Well, there are use cases for lossy compression as well as non-lossy, and nobody is saying they are the same. If you really need to heavily compress to reduce file size or transmission bandwidth then you'll likely need to use a lossy CODEC, so the question then becomes how can you minimize the reduction in perceived quality of whatever you are compressing (photos, video, audio), which comes down to how these various human sensory/perceptual systems work.

For vision we are much more sensitive to large scale detail (corresponding to low frequency FFT components) than fine scale detail (corresponding to high frequency components), so given the goal of minimizing reduction in perceived quality this is an obvious place to start - throw away some of that fine detail (highest frequency FFT components), and it may not even be noticeable at all if you are throwing away detail at a higher level of resolution than we are able to perceive.

It turns out that human vision is more sensitive to brightness than color (due to numbers of retinal rods vs cones, etc), so compression can also take advantage of that to minimize perceptual degradation, which is what JPEG does - first convert the image from RGB to YUV color space, where the Y component corresponds to brightness and the U,V components carry the color information, then more heavily compress the color information than brightness by separately applying FFT (actually DCT) to each of the Y,U,V components and throwing away more high frequency (fine detail) color information than brightness.

But, yeah, there is no magic and lossy compression is certainly going to be increasingly noticeable the more heavily you compress.

astrange 4 days ago | parent [-]

> large scale detail (corresponding to low frequency FFT components)

This isn't true in practice - images are not bandlimited like audio so there aren't really visual elements of images corresponding to low frequency cosine waves.

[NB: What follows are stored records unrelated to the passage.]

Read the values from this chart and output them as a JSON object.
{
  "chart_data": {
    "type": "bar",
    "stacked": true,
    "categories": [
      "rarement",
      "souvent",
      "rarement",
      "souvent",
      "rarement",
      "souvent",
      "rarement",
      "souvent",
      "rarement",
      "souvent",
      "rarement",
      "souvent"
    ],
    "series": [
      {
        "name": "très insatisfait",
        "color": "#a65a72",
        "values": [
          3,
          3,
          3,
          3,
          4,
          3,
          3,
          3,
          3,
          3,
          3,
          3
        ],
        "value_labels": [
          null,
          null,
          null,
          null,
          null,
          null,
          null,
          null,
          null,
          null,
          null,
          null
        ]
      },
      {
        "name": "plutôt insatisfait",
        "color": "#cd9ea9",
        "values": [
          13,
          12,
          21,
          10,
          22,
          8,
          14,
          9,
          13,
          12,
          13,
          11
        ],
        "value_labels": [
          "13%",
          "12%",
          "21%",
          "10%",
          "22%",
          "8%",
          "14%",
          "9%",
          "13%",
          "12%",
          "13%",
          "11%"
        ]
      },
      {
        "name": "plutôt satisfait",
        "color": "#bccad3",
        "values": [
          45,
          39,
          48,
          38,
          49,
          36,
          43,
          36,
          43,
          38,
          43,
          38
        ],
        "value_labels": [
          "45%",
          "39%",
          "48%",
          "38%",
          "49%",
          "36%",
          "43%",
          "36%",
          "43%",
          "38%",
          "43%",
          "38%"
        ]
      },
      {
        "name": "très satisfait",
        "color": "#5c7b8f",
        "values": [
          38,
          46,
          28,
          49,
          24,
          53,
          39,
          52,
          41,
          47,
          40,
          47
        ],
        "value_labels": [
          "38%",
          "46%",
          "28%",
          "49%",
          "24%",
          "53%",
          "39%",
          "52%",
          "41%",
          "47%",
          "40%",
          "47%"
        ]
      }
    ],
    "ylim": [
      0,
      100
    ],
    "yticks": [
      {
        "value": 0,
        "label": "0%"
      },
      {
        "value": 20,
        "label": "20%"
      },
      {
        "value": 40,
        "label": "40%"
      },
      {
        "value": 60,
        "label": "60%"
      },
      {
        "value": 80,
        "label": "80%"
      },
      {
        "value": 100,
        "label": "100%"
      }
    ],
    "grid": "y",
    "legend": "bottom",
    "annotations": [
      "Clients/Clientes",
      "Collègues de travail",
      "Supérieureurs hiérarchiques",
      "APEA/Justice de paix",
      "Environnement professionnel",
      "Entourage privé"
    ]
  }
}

That's why the lowest frequency DCT coefficient in a JPEG image is 16x16 pixels, which is hardly large scale.

But you do quantize all components of the DCT transform, not just the highest ones.

Actually in the default JPEG quantization matrix it's the coefficient to the upper-left of the last one that gets the most quantization: https://en.wikipedia.org/wiki/Quantization_(image_processing...

HarHarVeryFunny 4 days ago | parent [-]

Sure, but quantization is just another level of lossiness once you've already decided what information to throw away.

In terms of understanding how JPEG compression works, and how it relates to human perception, I'd say that in order of importance it's:

1) Throw away fine detail by discarding high frequency components

2) More heavily compress/discard color than brightness detail (using YUV)

3) Quantize the frequency components you are retaining

astrange 2 days ago | parent [-]

> 1) Throw away fine detail by discarding high frequency components

The reason it works is that fine detail is almost completely correlated across colors, so if you only keep the Y plane at full resolution it still stores it.

You couldn't just throw it out in RGB space because eg text would be unreadable.